Zahnlose Tiger

Von Christian Tamm

28.06.2018 | Stand 02.12.2020, 16:10 Uhr

Es ist immer gut, wenn sich Staaten zusammensetzen und über mögliche Differenzen reden.

Es ist ebenso zu begrüßen, wenn Organisationen gegründet werden, mit deren Hilfe Missstände und Fehlentwicklungen international aufgeklärt oder gar sanktioniert werden können. Doch leider zeigt das aktuelle Beispiel der OPCW - also der Organisation für das Verbot Chemischer Waffen -, dass diese Veranstaltungen oft nur zahnlose Tiger sind.

Zur Einordnung: Die OPCW soll in Zukunft nicht nur untersuchen, ob es einen Angriff mit Chemiewaffen gab. Sie soll auch offen benennen dürfen, wer für die Attacke verantwortlich ist. Dieser Beschluss war kaum gefasst, da drohte Russland schon damit, den Kreis der OPCW-Vertragsstaaten zu verlassen. Moskau hatte zuvor vergeblich versucht, die Machterweiterung für die Kontrolleure zu verhindern.

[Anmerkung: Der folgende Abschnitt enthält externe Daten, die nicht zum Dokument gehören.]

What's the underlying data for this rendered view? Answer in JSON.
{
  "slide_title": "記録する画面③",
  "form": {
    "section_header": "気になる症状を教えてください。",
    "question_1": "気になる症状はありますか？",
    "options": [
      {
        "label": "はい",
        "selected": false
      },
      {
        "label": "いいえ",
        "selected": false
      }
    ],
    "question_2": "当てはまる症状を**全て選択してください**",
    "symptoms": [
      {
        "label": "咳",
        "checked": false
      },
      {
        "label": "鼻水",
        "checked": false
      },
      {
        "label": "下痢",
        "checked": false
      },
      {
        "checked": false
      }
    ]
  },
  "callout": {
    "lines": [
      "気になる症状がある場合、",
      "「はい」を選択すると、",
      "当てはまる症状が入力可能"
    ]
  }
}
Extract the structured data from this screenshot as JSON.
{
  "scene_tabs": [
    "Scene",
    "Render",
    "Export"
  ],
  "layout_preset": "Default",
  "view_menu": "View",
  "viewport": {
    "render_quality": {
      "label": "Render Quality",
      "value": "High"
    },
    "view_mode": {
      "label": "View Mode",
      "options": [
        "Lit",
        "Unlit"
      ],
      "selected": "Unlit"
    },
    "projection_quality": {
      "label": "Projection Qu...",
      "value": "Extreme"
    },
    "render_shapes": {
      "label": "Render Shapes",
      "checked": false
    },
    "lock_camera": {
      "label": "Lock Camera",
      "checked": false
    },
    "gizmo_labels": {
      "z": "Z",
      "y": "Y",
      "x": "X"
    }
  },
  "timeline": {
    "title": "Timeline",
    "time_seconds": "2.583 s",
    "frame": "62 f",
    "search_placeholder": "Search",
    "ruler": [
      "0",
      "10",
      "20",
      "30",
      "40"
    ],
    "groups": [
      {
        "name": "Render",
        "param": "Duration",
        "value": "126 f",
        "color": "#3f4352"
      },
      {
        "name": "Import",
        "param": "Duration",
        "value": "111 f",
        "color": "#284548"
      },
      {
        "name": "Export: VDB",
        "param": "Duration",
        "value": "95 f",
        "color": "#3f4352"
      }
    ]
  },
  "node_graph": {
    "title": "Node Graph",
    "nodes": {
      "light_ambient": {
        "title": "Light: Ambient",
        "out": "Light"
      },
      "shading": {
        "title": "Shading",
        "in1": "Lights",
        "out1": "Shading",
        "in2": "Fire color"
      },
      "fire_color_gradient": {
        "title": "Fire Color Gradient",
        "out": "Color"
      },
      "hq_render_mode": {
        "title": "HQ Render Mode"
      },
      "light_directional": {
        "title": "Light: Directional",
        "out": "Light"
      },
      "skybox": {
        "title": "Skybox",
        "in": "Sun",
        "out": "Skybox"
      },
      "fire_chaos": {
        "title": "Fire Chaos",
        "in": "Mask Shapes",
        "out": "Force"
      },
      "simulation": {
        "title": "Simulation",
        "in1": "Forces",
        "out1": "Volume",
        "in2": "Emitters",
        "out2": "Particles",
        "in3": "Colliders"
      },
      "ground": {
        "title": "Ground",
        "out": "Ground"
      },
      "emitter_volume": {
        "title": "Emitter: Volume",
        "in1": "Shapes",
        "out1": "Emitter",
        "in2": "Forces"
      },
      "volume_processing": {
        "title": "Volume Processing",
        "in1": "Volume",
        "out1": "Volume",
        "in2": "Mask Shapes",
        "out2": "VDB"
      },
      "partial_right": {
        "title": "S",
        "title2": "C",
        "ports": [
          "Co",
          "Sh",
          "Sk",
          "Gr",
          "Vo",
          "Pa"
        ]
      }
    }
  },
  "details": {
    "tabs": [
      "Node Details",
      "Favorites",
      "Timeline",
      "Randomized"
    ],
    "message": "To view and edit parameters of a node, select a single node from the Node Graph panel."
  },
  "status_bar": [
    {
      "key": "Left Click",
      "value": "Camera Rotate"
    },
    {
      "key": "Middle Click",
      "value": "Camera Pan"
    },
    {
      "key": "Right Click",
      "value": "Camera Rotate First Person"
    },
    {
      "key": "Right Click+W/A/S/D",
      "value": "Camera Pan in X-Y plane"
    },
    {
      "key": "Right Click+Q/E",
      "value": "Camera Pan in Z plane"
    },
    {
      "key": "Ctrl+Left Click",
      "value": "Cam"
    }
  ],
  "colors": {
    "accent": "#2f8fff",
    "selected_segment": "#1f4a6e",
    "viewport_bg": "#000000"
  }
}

Dieses Vorgehen erscheint nicht nur fragwürdig, weil Russland unter anderem mit chemischen Attacken in Syrien - das ebenfalls gegen den Beschluss gewettert hatte - in Verbindung gebracht wird. Es zeigt auch deutlich auf, wo bei vielen internationalen Institutionen der Fehler im Bauplan liegt: Sie basieren auf Freiwilligkeit. Egal ob Internationaler Strafgerichtshof, UN-Menschenrechtsrat oder eben die OPCW: Wenn jeder Staat, der mit einer Entscheidung nicht einverstanden ist, einfach seine Mitgliedschaft aufkündigen und sich so möglichen Sanktionen entziehen kann, muss ein Umdenken her. Die Macht der betreffenden Institutionen muss ausgebaut und um ein Zugriffsrecht auf Nicht-Mitglieder erweitert werden.